How emergency warming centers work
When temperatures dip below 40 degrees, Atlanta Mayor Andre Dickens’ Office of Emergency Preparedness (OEP) sets up cots and heaters in some of the city’s recreation centers to provide emergency warming centers for unhoused people.
Before the winter storm struck the South on Friday, Old Fourth Ward’s Central Park Recreation Center opened first, followed by the Old Adamsville Recreation Center on the Westside and the Selena Butler Park rec center, also in Old Fourth Ward.
Check out Atlanta Civic Circle’s Q&A with OEP Deputy Director Asher Morris to find out how Atlanta’s emergency warming center operations work.

📸: Emilia Weinrobe
One warming center’s uncertain future
The fate of one of Atlanta’s primary emergency warming centers hangs in limbo. After the Atlanta City Council abruptly passed legislation aiming to prevent warming centers from opening near schools, the Old Adamsville location could face permanent deactivation, according to Councilmember Andrea Boone, the resolution’s author.

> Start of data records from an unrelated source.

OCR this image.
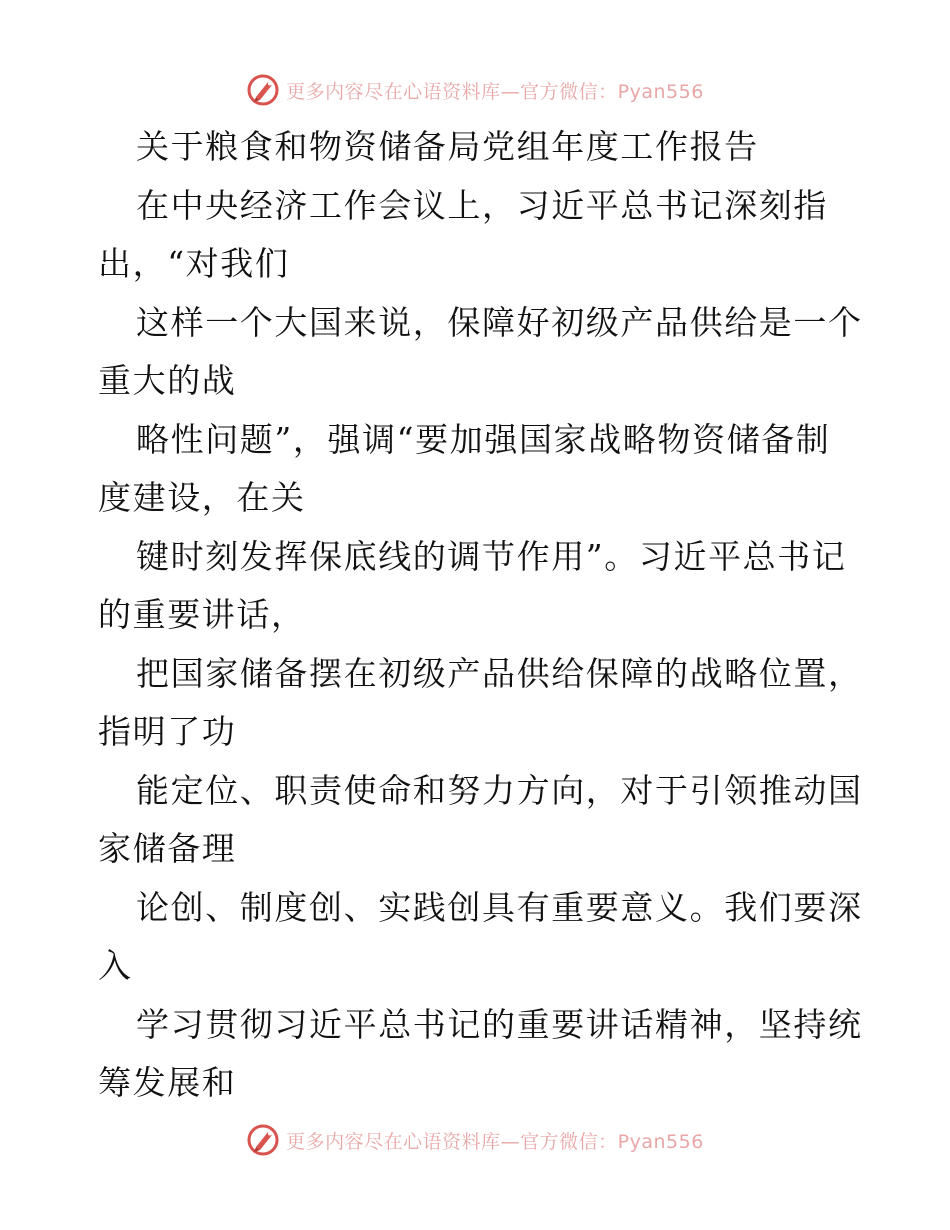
更多内容尽在心语资料库—官方微信：Pyan556
关于粮食和物资储备局党组年度工作报告
在中央经济工作会议上，习近平总书记深刻指
出，“对我们
这样一个大国来说，保障好初级产品供给是一个
重大的战
略性问题”，强调“要加强国家战略物资储备制
度建设，在关
键时刻发挥保底线的调节作用”。习近平总书记
的重要讲话，
把国家储备摆在初级产品供给保障的战略位置，
指明了功
能定位、职责使命和努力方向，对于引领推动国
家储备理
论创、制度创、实践创具有重要意义。我们要深
入
学习贯彻习近平总书记的重要讲话精神，坚持统
筹发展和
更多内容尽在心语资料库—官方微信：Pyan556
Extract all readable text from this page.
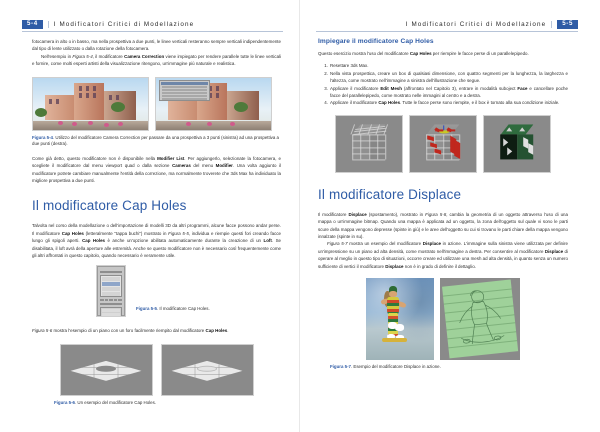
5-4	I Modificatori Critici di Modellazione

fotocamera in alto o in basso, ma nella prospettiva a due punti, le linee verticali resteranno sempre verticali indipendentemente dal tipo di lente utilizzato o dalla rotazione della fotocamera.

Nell'esempio in Figura 5-4, il modificatore Camera Correction viene impiegato per rendere parallele tutte le linee verticali e fornire, come molti esperti artisti della visualizzazione ritengono, un'immagine più naturale e realistica.

Figura 5-4. Utilizzo del modificatore Camera Correction per passare da una prospettiva a 3 punti (sinistra) ad una prospettiva a due punti (destra).

Come già detto, questo modificatore non è disponibile nella Modifier List. Per aggiungerlo, selezionate la fotocamera, e scegliete il modificatore dal menu viewport quad o dalla sezione Cameras del menu Modifier. Una volta aggiunto il modificatore potrete cambiare manualmente l'entità della correzione, ma normalmente troverete che 3ds Max ha individuato la migliore prospettiva a due punti.

Il modificatore Cap Holes

Talvolta nel corso della modellazione o dell'importazione di modelli 3D da altri programmi, alcune facce possono andar perse. Il modificatore Cap Holes (letteralmente "tappa buchi") mostrato in Figura 5-5, individua e riempie questi fori creando facce lungo gli spigoli aperti. Cap Holes è anche un'opzione abilitata automaticamente durante la creazione di un Loft. Se disabilitata, il loft avrà della aperture alle estremità. Anche se questo modificatore non è necessario così frequentemente come gli altri affrontati in questo capitolo, quando necessario è veramente utile.

Figura 5-5. Il modificatore Cap Holes.

Figura 5-6 mostra l'esempio di un piano con un foro facilmente riempito dal modificatore Cap Holes.

Figura 5-6. Un esempio del modificatore Cap Holes.
I Modificatori Critici di Modellazione	5-5
Impiegare il modificatore Cap Holes

Questo esercizio mostra l'uso del modificatore Cap Holes per riempire le facce perse di un parallelepipedo.

1. Resettare 3ds Max.
2. Nella vista prospettica, creare un box di qualsiasi dimensione, con quattro segmenti per la lunghezza, la larghezza e l'altezza, come mostrato nell'immagine a sinistra dell'illustrazione che segue.
3. Applicare il modificatore Edit Mesh (affrontato nel Capitolo 3), entrare in modalità suboject Face e cancellare poche facce del parallelepipedo, come mostrato nelle immagini al centro e a destra.
4. Applicare il modificatore Cap Holes. Tutte le facce perse sono riempite, e il box è tornato alla sua condizione iniziale.
Il modificatore Displace

Il modificatore Displace (spostamento), mostrato in Figura 5-8, cambia la geometria di un oggetto attraverso l'uso di una mappa o un'immagine bitmap. Quando una mappa è applicata ad un oggetto, la zona dell'oggetto sul quale vi sono le parti scure della mappa vengono depresse (spinte in giù) e le aree dell'oggetto su cui si trovano le parti chiare della mappa vengono innalzate (spinte in su).

Figura 5-7 mostra un esempio del modificatore Displace in azione. L'immagine sulla sinistra viene utilizzata per definire un'impressione su un piano ad alta densità, come mostrato nell'immagine a destra. Per consentire al modificatore Displace di operare al meglio in questo tipo di situazioni, occorre creare ed utilizzare una mesh ad alta densità, in quanto senza un numero sufficiente di vertici il modificatore Displace non è in grado di definire il dettaglio.

Figura 5-7. Esempio del modificatore Displace in azione.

The city hasn’t yet taken the Westside warming center out of commission: It’s currently designated as an overflow location for when the Central Park rec center, which has 125 cots, reaches capacity. Old Adamsville provides another 100 beds for unhoused people seeking shelter from the cold when the Old Fourth Ward site fills up.
Boone told Atlanta Civic Circle she intends to activate more warming center space elsewhere when Old Adamsville is eventually deactivated, but she has not yet said where.
GSU study links opioid epidemic to homelessness
A Georgia State University (GSU) researcher has identified a link between the opioid epidemic and rural homelessness, the school announced in a press release Monday.
GSU’s April Ballard, a public health professor, found that 54% of over 3,000 people who use drugs reported experiencing homelessness in the past six months. Ballard drew on data from the federally funded Rural Opioid Initiative, which covers eight rural areas across 10 states.
That figure suggests that Point in Time counts — annual, government-funded headcounts of unhoused people taken every January — “significantly underestimate homeless populations in rural areas,” GSU said.
“Rural houselessness is very much an issue in the United States, and there are unique challenges that come with it, such as lack of awareness and a lack of resources,” said Ballard, who co-leads GSU’s Center on Health and Homelessness. “When you add the opioid epidemic on top of it, it really exacerbates the problem.”